Are you struggling to get meals prepared because you are homebound, recovering from surgery or an illness? Let us do the cooking. Enjoy Senior Center meals delivered to your door. Our hot meal, home delivered program is available to those living closer to town four days per week, with frozen meals for Thursdays and weekends. Those living further out of town you may be eligible for the frozen meal program. Meals are available to people age 60-plus for a suggested donation of $3 per meal. Give us a call at 264-2167 for further information. Donations are greatly appreciated.
Friday, May 11 — 10 a.m. Stitchin’ in the Kitchen, 11 a.m. Cafe Fox grand opening; 12:30 p.m. Gym Walk, 1 p.m. “The Kennedys,” Episodes 3 and 4.
Monday, May 14 — 10:30 a.m. Medicare 101; 12:30 p.m. Gym Walk; 1 p.m. Canasta
Tuesday, May 15 — 11 a.m. Alzheimer’s Support Group; 12:30 p.m. Gym Walk; 1 p.m. Meditation For Healing
Wednesday, May 16 — 12:30 p.m. Dr. Kurz: Arthritis.
Thursday, May 17 — Closed.
Friday, May 18 — 10 a.m. Stitchin’ in the Kitchen, 11 a.m. Cafe Fox grand opening; 12:30 p.m. Gym Walk, 1 p.m. “The Kennedys,” Episodes 5 and 6.
This week’s menu
Suggested donation for older adults age 60-plus is $3, guests $6, kids 12 and under $3. Our meal program is partially funded through the Older Americans Act via the San Juan Basin Area Agency on Aging, United Way, Archuleta County, Town of Pagosa Springs and other donations and grants.

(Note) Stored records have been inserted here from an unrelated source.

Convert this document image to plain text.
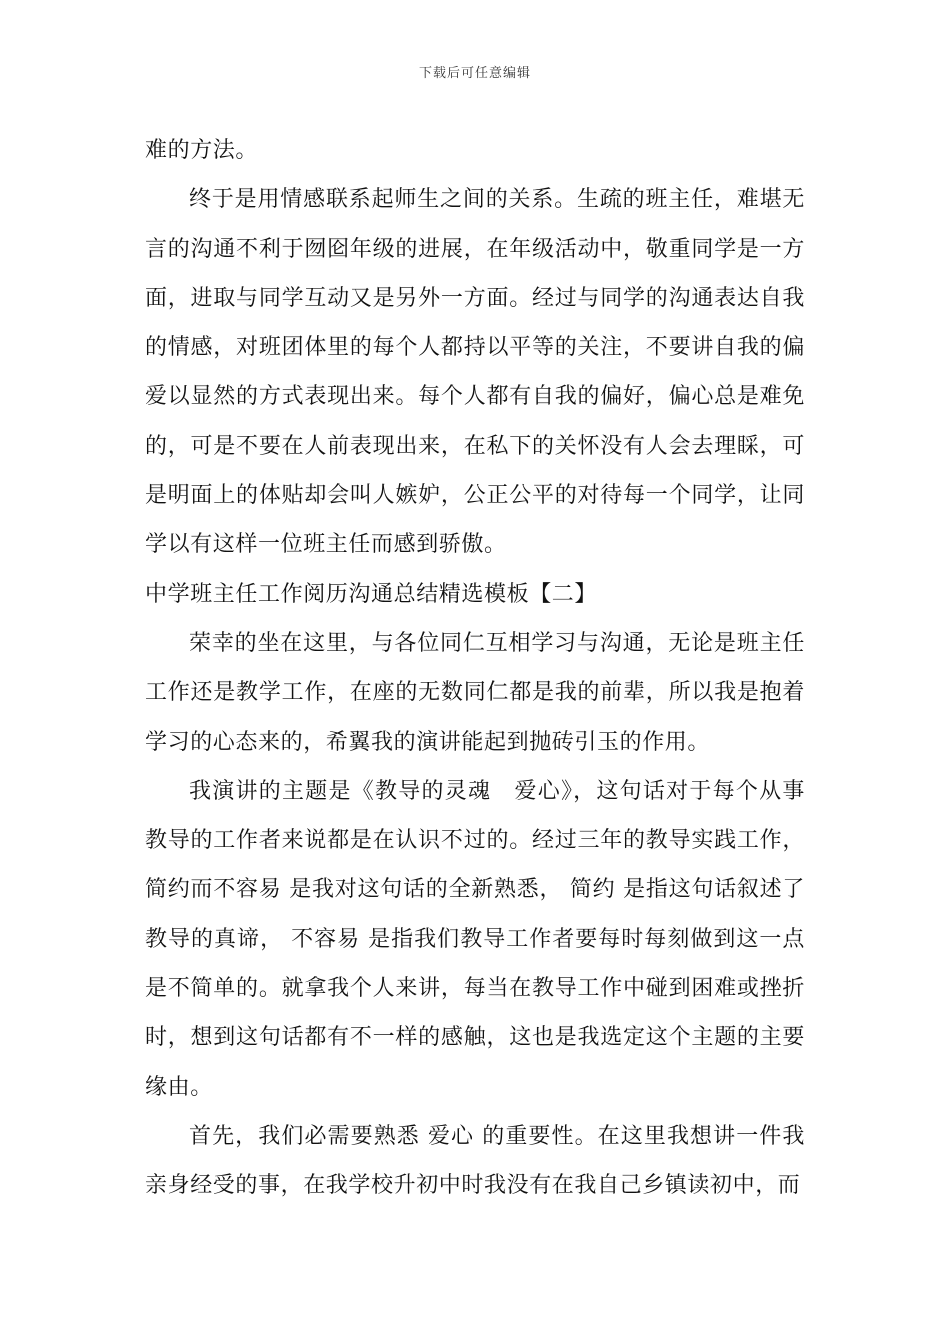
下载后可任意编辑

难的方法。

终于是用情感联系起师生之间的关系。生疏的班主任，难堪无言的沟通不利于囫囵年级的进展，在年级活动中，敬重同学是一方面，进取与同学互动又是另外一方面。经过与同学的沟通表达自我的情感，对班团体里的每个人都持以平等的关注，不要讲自我的偏爱以显然的方式表现出来。每个人都有自我的偏好，偏心总是难免的，可是不要在人前表现出来，在私下的关怀没有人会去理睬，可是明面上的体贴却会叫人嫉妒，公正公平的对待每一个同学，让同学以有这样一位班主任而感到骄傲。

中学班主任工作阅历沟通总结精选模板【二】

荣幸的坐在这里，与各位同仁互相学习与沟通，无论是班主任工作还是教学工作，在座的无数同仁都是我的前辈，所以我是抱着学习的心态来的，希翼我的演讲能起到抛砖引玉的作用。

我演讲的主题是《教导的灵魂　爱心》，这句话对于每个从事教导的工作者来说都是在认识不过的。经过三年的教导实践工作，简约而不容易 是我对这句话的全新熟悉， 简约 是指这句话叙述了教导的真谛， 不容易 是指我们教导工作者要每时每刻做到这一点是不简单的。就拿我个人来讲，每当在教导工作中碰到困难或挫折时，想到这句话都有不一样的感触，这也是我选定这个主题的主要缘由。

首先，我们必需要熟悉 爱心 的重要性。在这里我想讲一件我亲身经受的事，在我学校升初中时我没有在我自己乡镇读初中，而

These funds help support the cost of the meal which is approximately $11.51. Please note our menu is subject to change. The salad bar opens at 11:30 a.m. with lunch served from noon to 12:30 p.m.
Friday, May 11 — French dip on hoagie roll with au jus, mixed vegetables, oven browned potatoes, mandarin oranges, chocolate cream pie (reservations needed, maximum 70).
Monday, May 14 — Ground beef tacos, refried beans, salsa, fiesta corn, fruit salad.
Tuesday, May 15 — Lemon chicken, oven-browned potatoes, broccoli, whole wheat bread, split pea soup, chocolate pudding.
Wednesday, May 16 — Chicken fried steak with country gravy, mashed potatoes, California vegetables, tossed salad, wheat roll, apple.
Thursday, May 17 — Closed for administrative day..
Friday, May 18 — Grilled ham and cheese on whole wheat bread, homemade tomato soup, salad, banana slices with orange juice.
Lunches are served in Arboles on the first and third Thursdays of each month, weather permitting, in the basement of the Catholic Church. Reservations are required the Monday preceding. The suggested donation is $3 for age 60-plus. Call 264-2167 for more information or to make a reservation.
Thursday, May 17 — Chicken fajita, whole wheat tortilla, lettuce and tomato, cilantro rice, pinto beans, red grapes, chocolate cream pie.